TimelineModel so far is an anonymous type. We can see that from the QML_ANONYMOUS macro in its declaration. In order to show the compiler that there is a displayName to the "model" property, we can give TimelineModel a QML name, and use that as type of the property. Replace the QML_ANONYMOUS with QML_ELEMENT to use the "TimelineModel" name also in QML, and declare the model property in CategoryLabel.qml as follows:
property TimelineModel model
This makes it find the property, but now we get another warning:
Warning: CategoryLabel.qml:36:41: Could not compile binding for text: Member displayName of Timeline::TimelineModel of ??::model with type Timeline::TimelineModel can be shadowed
property string text: model ? model.displayName : ""
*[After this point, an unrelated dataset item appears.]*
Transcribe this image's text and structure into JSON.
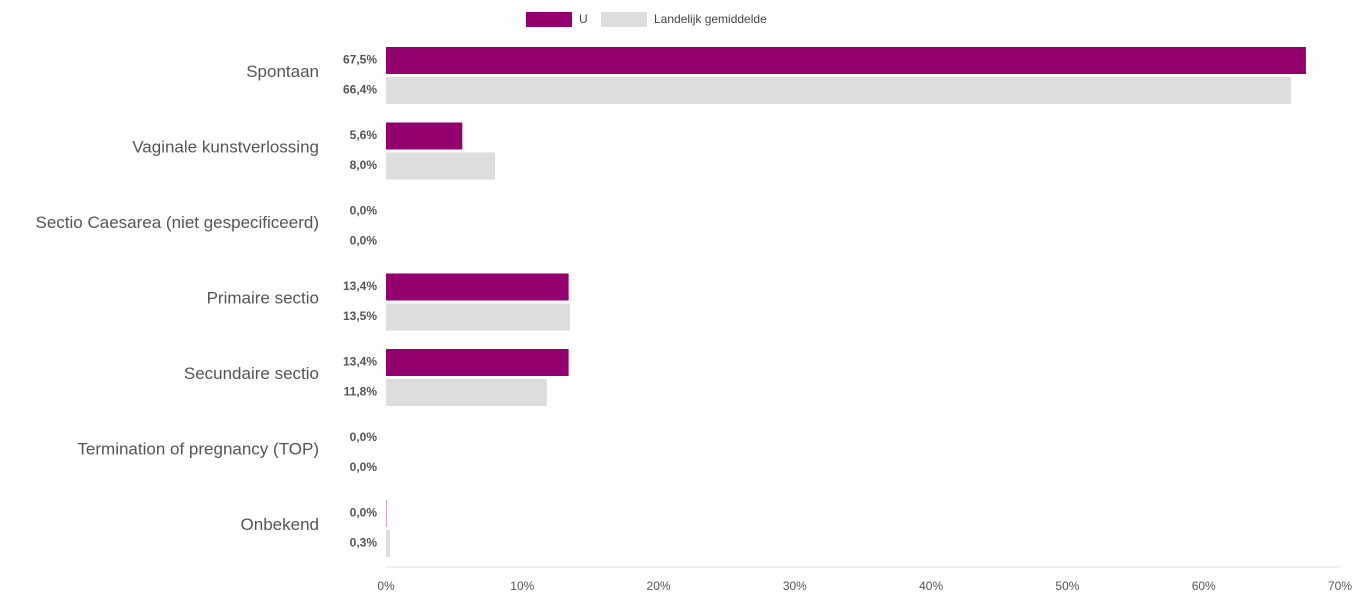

What is this? Shadowing of a property is the practice of declaring the same property, potentially with a different type in a derived class in C++. The QML engine will pick the most derived class when resolving the type of a property. We could therefore go and declare a type EvilTimelineModel that provides a displayName property, but not as a QString, but rather as an EvilFoozle. The compiler will not generate any code to deal with such things as that would slow down the very, very common case where this is not done. Instead, it forces you to declare that you won't do it. This is what the "FINAL" attribute to Q_PROPERTY is for. A FINAL property cannot be shadowed. The QML engine rejects types that shadow FINAL properties. So, add FINAL to the displayName property as follows:
Q_PROPERTY(QString displayName READ displayName WRITE setDisplayName NOTIFY displayNameChanged FINAL)
While, you're at it, you might do the same to all other properties in all other classes, too. This indeed silences the warning. Did this improve the performance? The QML Profiler tells me that now it takes a cumulative 50.1µs for the 24 bindings, 33.7µs of which are for the JavaScript execution. This is in contrast to 53.3µs and 40.4µs before. This time the speedup is not as clear cut. However, by allowing such bindings to be compiled to C++, you can prepare for further optimizations qmlsc might do here in future versions of Qt. For example, it might generate code that compresses the two lookups of "model" into one. When compiling ahead of time, we can see that the whole binding is free of side effects and therefore the "model" property cannot change between its two uses.
Compatibility
We depend on declarative QML type registration for the QML_ELEMENT macro. Declarative type registration has been around since Qt 5.15. The FINAL attribute to Q_PROPERTY has been around since Qt 4.6.